Background African Americans (AAs) make up 12% of the US population, yet they account for about half of all reported chlamydia and syphilis cases, and 70% of gonorrhoea cases. Targeted, culturally sensitive interventions are needed to address these disparities. This study sought to explore how AAs perceive STIs in their communities, and what they feel should be done to address the problem.

Methods Triads (n=31) and individual interviews (n=64) were conducted with sexually active, heterosexual AA adults, ages 18-45, in four communities with high STI incidence. Triads were segmented by age, gender, and urban/rural residence. Interviewers (gender/race-matched) used a semi-structured guide to explore awareness and importance of the STI problem in AA communities, perceptions of contributing factors and high-risk groups, and suggested solutions. Discussions were audio-taped and transcribed. A team of three analysts coded transcripts using QSR NVivo8, based on a codebook developed from identified themes.

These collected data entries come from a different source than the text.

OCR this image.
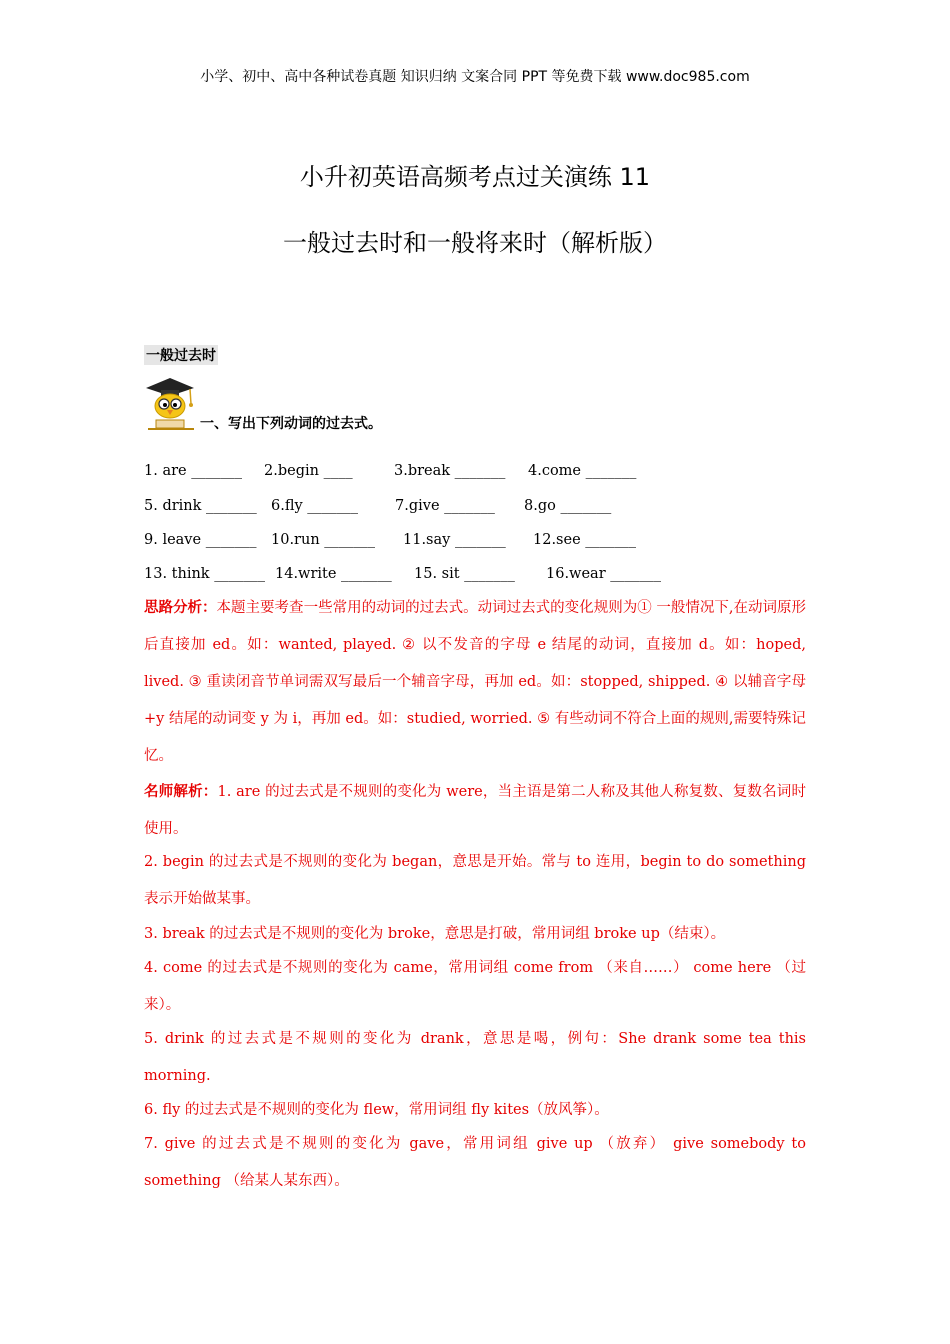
小学、初中、高中各种试卷真题 知识归纳 文案合同 PPT 等免费下载 www.doc985.com
小升初英语高频考点过关演练 11
一般过去时和一般将来时（解析版）
一般过去时
一、写出下列动词的过去式。
1. are _______ 2.begin ____	3.break _______ 4.come _______
5. drink _______ 6.fly _______	7.give _______ 8.go _______
9. leave _______ 10.run _______ 11.say _______ 12.see _______
13. think _______ 14.write _______ 15. sit _______ 16.wear _______
思路分析：本题主要考查一些常用的动词的过去式。动词过去式的变化规则为① 一般情况下,在动词原形后直接加 ed。如：wanted, played. ② 以不发音的字母 e 结尾的动词，直接加 d。如：hoped, lived. ③ 重读闭音节单词需双写最后一个辅音字母，再加 ed。如：stopped, shipped. ④ 以辅音字母+y 结尾的动词变 y 为 i，再加 ed。如：studied, worried. ⑤ 有些动词不符合上面的规则,需要特殊记忆。
名师解析：1. are 的过去式是不规则的变化为 were，当主语是第二人称及其他人称复数、复数名词时使用。
2. begin 的过去式是不规则的变化为 began，意思是开始。常与 to 连用，begin to do something 表示开始做某事。
3. break 的过去式是不规则的变化为 broke，意思是打破，常用词组 broke up（结束）。
4. come 的过去式是不规则的变化为 came，常用词组 come from （来自……） come here （过来）。
5. drink 的过去式是不规则的变化为 drank，意思是喝，例句：She drank some tea this morning.
6. fly 的过去式是不规则的变化为 flew，常用词组 fly kites（放风筝）。
7. give 的过去式是不规则的变化为 gave，常用词组 give up （放弃） give somebody to something （给某人某东西）。
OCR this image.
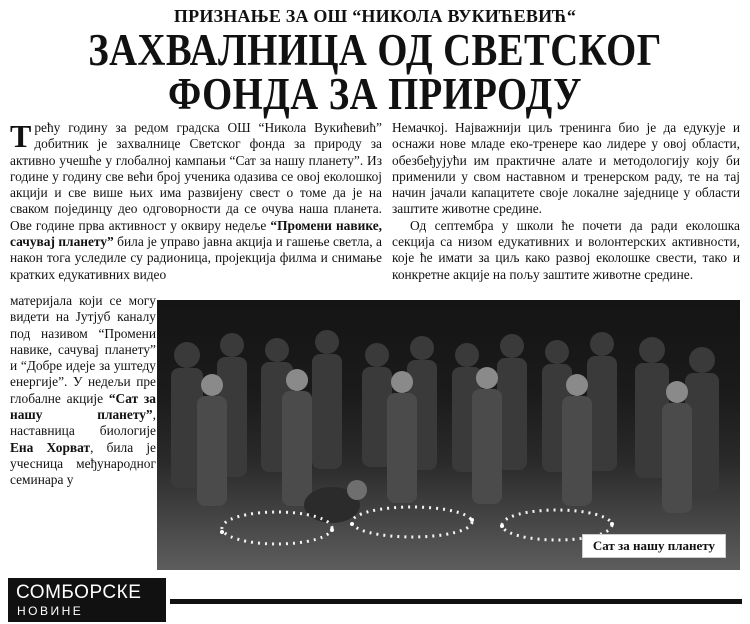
ПРИЗНАЊЕ ЗА ОШ “НИКОЛА ВУКИЋЕВИЋ“
ЗАХВАЛНИЦА ОД СВЕТСКОГ
ФОНДА ЗА ПРИРОДУ

Трећу годину за редом градска ОШ “Никола Вукићевић” добитник је захвалнице Светског фонда за природу за активно учешће у глобалној кампањи “Сат за нашу планету”. Из године у годину све већи број ученика одазива се овој еколошкој акцији и све више њих има развијену свест о томе да је на сваком појединцу део одговорности да се очува наша планета. Ове године прва активност у оквиру недеље “Промени навике, сачувај планету” била је управо јавна акција и гашење светла, а након тога уследиле су радионица, пројекција филма и снимање кратких едукативних видео

материјала који се могу видети на Јутјуб каналу под називом “Промени навике, сачувај планету” и “Добре идеје за уштеду енергије”. У недељи пре глобалне акције “Сат за нашу планету”, наставница биологије Ена Хорват, била је учесница међународног семинара у

Немачкој. Најважнији циљ тренинга био је да едукује и оснажи нове младе еко-тренере као лидере у овој области, обезбеђујући им практичне алате и методологију коју би применили у свом наставном и тренерском раду, те на тај начин јачали капацитете своје локалне заједнице у области заштите животне средине.

Од септембра у школи ће почети да ради еколошка секција са низом едукативних и волонтерских активности, које ће имати за циљ како развој еколошке свести, тако и конкретне акције на пољу заштите животне средине.

Сат за нашу планету
СОМБОРСКЕ
НОВИНЕ
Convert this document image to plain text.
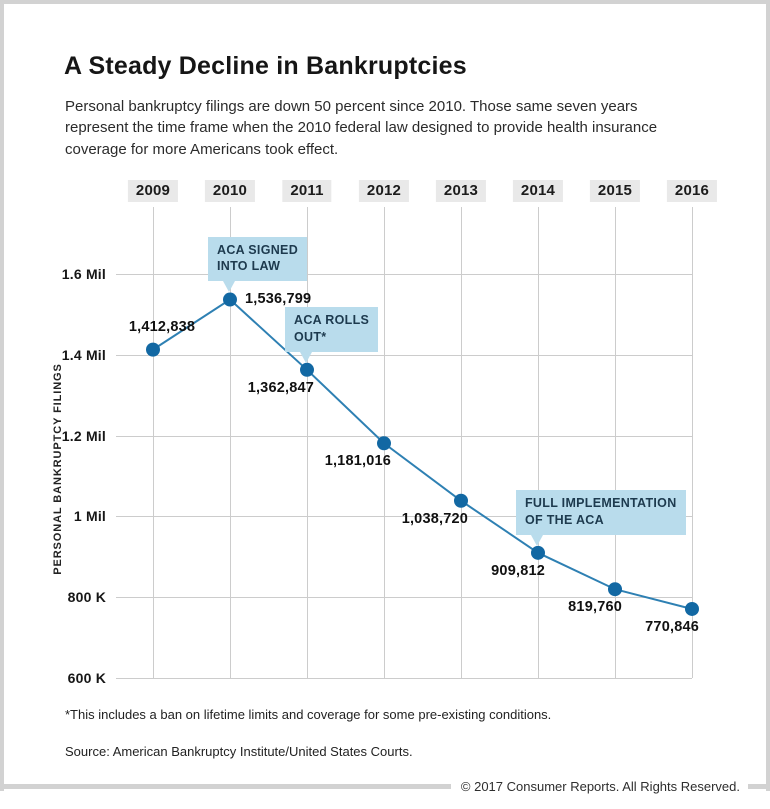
A Steady Decline in Bankruptcies

Personal bankruptcy filings are down 50 percent since 2010. Those same seven years represent the time frame when the 2010 federal law designed to provide health insurance coverage for more Americans took effect.

PERSONAL BANKRUPTCY FILINGS
1.6 Mil
1.4 Mil
1.2 Mil
1 Mil
800 K
600 K
2009	2010	2011	2012	2013	2014	2015	2016
1,412,838
1,536,799
1,362,847
1,181,016
1,038,720
909,812
819,760
770,846
ACA SIGNED
INTO LAW
ACA ROLLS
OUT*
FULL IMPLEMENTATION
OF THE ACA

*This includes a ban on lifetime limits and coverage for some pre-existing conditions.

Source: American Bankruptcy Institute/United States Courts.

© 2017 Consumer Reports. All Rights Reserved.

Results A total of 158 adults participated. Overall, STDs were believed or presumed to be very common in AA communities. Many had heard about the disparate STD/HIV rates on the news/TV or in school. Men were more likely to challenge this, reasoning that AAs are heterogeneous and that STIs are more likely influenced by socioeconomic status (SES) than race. Participants identified youth, low SES groups, drug addicts, Sex workers, homosexuals, and men on the down low as highest-risk groups. Promiscuity and a lack of sexual-health education, care for self/others/future, and health-care access were seen as major causes. Other contributing factors were teen pregnancy/family disintegration, gangs, drugs, school dropouts, unemployment, poverty, boredom, hopelessness, male/female ratio, partner concurrency, and the media. Overall, STIs were seen as a relatively low priority. Yet most felt that change is critical and could be promoted through music, mass media, faith-based/community/organizational, electronic and interpersonal channels. Increasing information, education, and healthcare access; and developing parenting, self-esteem boosting, and mentoring programs were suggested.

Conclusions STDs among AAs are recognised as a likely consequence of many underlying social, structural and community ills, which must be addressed to reduce STD disparities. Traditional STD prevention efforts must be supported by non-traditional social/structural interventions.